May 28th, 2019 / 10:35 a.m.

Conservative

Erin O'Toole Conservative Durham, ON

Thank you, Mr. Chair.

I'm going to follow up on Monsieur Caron's line of questioning because Saudi Arabia has always been a challenge. There are not common values, but there is often very aligned mutual interests. On August 3 of last year, a tweet in Arabic from the embassy in Riyadh led to a crisis with that country on a diplomatic level. In fact, the outgoing former ambassador, Ambassador Horak, called the tweet “a serious overreaction”. By the end of August, your department was advising of major trade disruptions with that country.

Last fall, throughout September, October and November, SNC-Lavalin met with Michael Wernick, Bill Morneau, Ben Chin, Elder Marques and Mathieu Bouchard. That's quite well known now in Canada. Over that period, the largest company hit by the disruption was SNC-Lavalin. In fact, the CEO said that diplomatic tensions, in his words from that tweet, were “hurting the company's bottom line”, so much so that material statements were made publicly, because it's a publicly traded company.
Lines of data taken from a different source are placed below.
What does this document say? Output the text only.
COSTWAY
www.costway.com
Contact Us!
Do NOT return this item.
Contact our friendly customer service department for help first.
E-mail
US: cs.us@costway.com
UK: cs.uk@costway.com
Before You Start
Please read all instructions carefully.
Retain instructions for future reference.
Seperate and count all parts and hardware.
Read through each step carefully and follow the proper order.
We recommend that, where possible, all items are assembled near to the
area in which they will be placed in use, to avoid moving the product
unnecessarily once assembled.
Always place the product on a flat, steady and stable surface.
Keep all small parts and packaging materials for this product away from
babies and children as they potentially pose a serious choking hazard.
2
A few months ago, they estimated that the losses attributable to that tweet and the dispute at $1.1 billion for SNC-Lavalin.

While there were discussions about the DPA with SNC-Lavalin, were you involved in any discussions about the diplomatic dispute that was costing them billions?

10:35 a.m.

Liberal

Chrystia Freeland Liberal University—Rosedale, ON

I was not.

10:35 a.m.

Conservative

Erin O'Toole Conservative Durham, ON

Were any of your officials involved in any discussions with the Prime Minister's Office on relief in one way or another for SNC-Lavalin?

10:35 a.m.

Liberal

Chrystia Freeland Liberal University—Rosedale, ON

Not that I am aware.

10:35 a.m.

Conservative

Erin O'Toole Conservative Durham, ON

Can you undertake to check on that, Minister?
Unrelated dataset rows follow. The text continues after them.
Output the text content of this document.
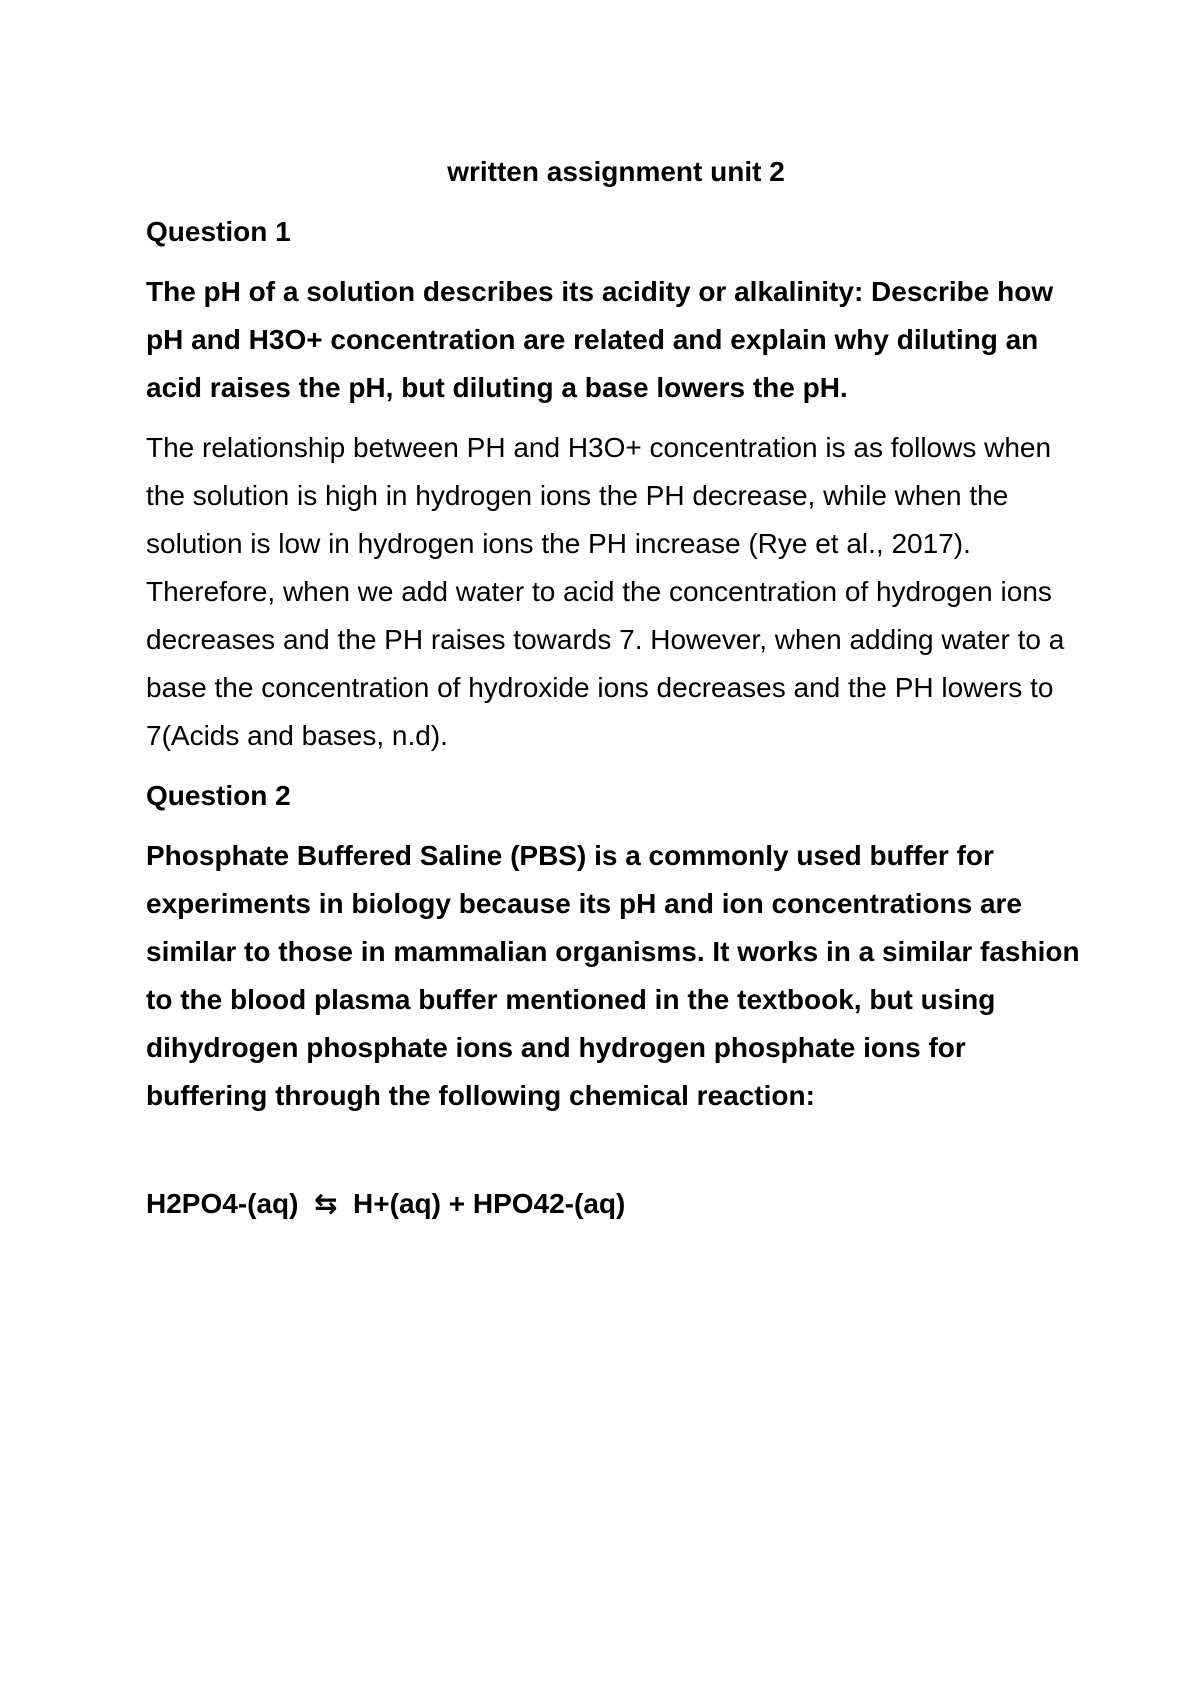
written assignment unit 2
Question 1
The pH of a solution describes its acidity or alkalinity: Describe how pH and H3O+ concentration are related and explain why diluting an acid raises the pH, but diluting a base lowers the pH.
The relationship between PH and H3O+ concentration is as follows when the solution is high in hydrogen ions the PH decrease, while when the solution is low in hydrogen ions the PH increase (Rye et al., 2017). Therefore, when we add water to acid the concentration of hydrogen ions decreases and the PH raises towards 7. However, when adding water to a base the concentration of hydroxide ions decreases and the PH lowers to 7(Acids and bases, n.d).
Question 2
Phosphate Buffered Saline (PBS) is a commonly used buffer for experiments in biology because its pH and ion concentrations are similar to those in mammalian organisms. It works in a similar fashion to the blood plasma buffer mentioned in the textbook, but using dihydrogen phosphate ions and hydrogen phosphate ions for buffering through the following chemical reaction:
H2PO4-(aq)  ⇆  H+(aq) + HPO42-(aq)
I find it difficult to believe that the situation with Saudi Arabia—not on your part—was not part of the overall discussion last fall on the SNC-Lavalin affair. A diplomatic dispute led to far more losses than a criminal court proceeding and a remediation agreement.

10:35 a.m.

Liberal

Chrystia Freeland Liberal University—Rosedale, ON

You may find it difficult to believe, but it is absolutely the case that the issue was not raised with me by anyone. My own position on the importance of speaking up for human rights is well known, and let me also add, that's the right thing.
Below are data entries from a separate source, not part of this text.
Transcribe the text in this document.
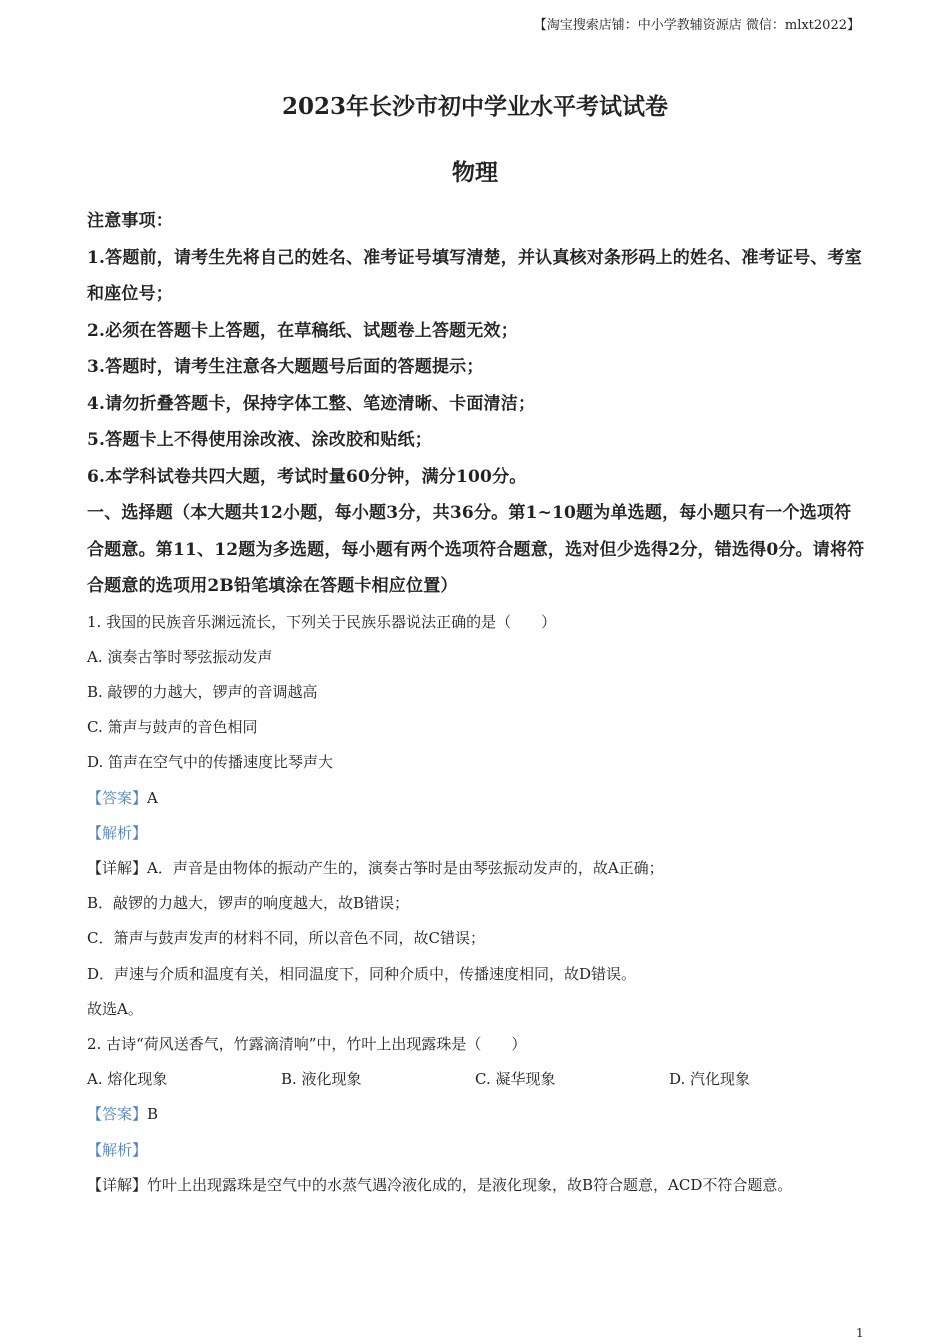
【淘宝搜索店铺：中小学教辅资源店 微信：mlxt2022】
2023年长沙市初中学业水平考试试卷
物理
注意事项：
1.答题前，请考生先将自己的姓名、准考证号填写清楚，并认真核对条形码上的姓名、准考证号、考室和座位号；
2.必须在答题卡上答题，在草稿纸、试题卷上答题无效；
3.答题时，请考生注意各大题题号后面的答题提示；
4.请勿折叠答题卡，保持字体工整、笔迹清晰、卡面清洁；
5.答题卡上不得使用涂改液、涂改胶和贴纸；
6.本学科试卷共四大题，考试时量60分钟，满分100分。
一、选择题（本大题共12小题，每小题3分，共36分。第1~10题为单选题，每小题只有一个选项符合题意。第11、12题为多选题，每小题有两个选项符合题意，选对但少选得2分，错选得0分。请将符合题意的选项用2B铅笔填涂在答题卡相应位置）
1. 我国的民族音乐渊远流长，下列关于民族乐器说法正确的是（　　）
A. 演奏古筝时琴弦振动发声
B. 敲锣的力越大，锣声的音调越高
C. 箫声与鼓声的音色相同
D. 笛声在空气中的传播速度比琴声大
【答案】A
【解析】
【详解】A．声音是由物体的振动产生的，演奏古筝时是由琴弦振动发声的，故A正确；
B．敲锣的力越大，锣声的响度越大，故B错误；
C．箫声与鼓声发声的材料不同，所以音色不同，故C错误；
D．声速与介质和温度有关，相同温度下，同种介质中，传播速度相同，故D错误。
故选A。
2. 古诗“荷风送香气，竹露滴清响”中，竹叶上出现露珠是（　　）
A. 熔化现象	B. 液化现象	C. 凝华现象	D. 汽化现象
【答案】B
【解析】
【详解】竹叶上出现露珠是空气中的水蒸气遇冷液化成的，是液化现象，故B符合题意，ACD不符合题意。
1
I really want to say that our relationship with Saudi Arabia is long-standing and has many different elements, and that is a relationship which is ongoing. Having said that, particularly today, when human rights are under attack in so many parts of the world, when fewer countries are prepared to raise their voice and speak up for human rights, I strongly believe that is something Canada needs to do. We need to speak out for human rights activists who are under pressure, including women activists. That is something we have done and we will continue to do. I strongly believe that is something Canadians think is the right thing and they support.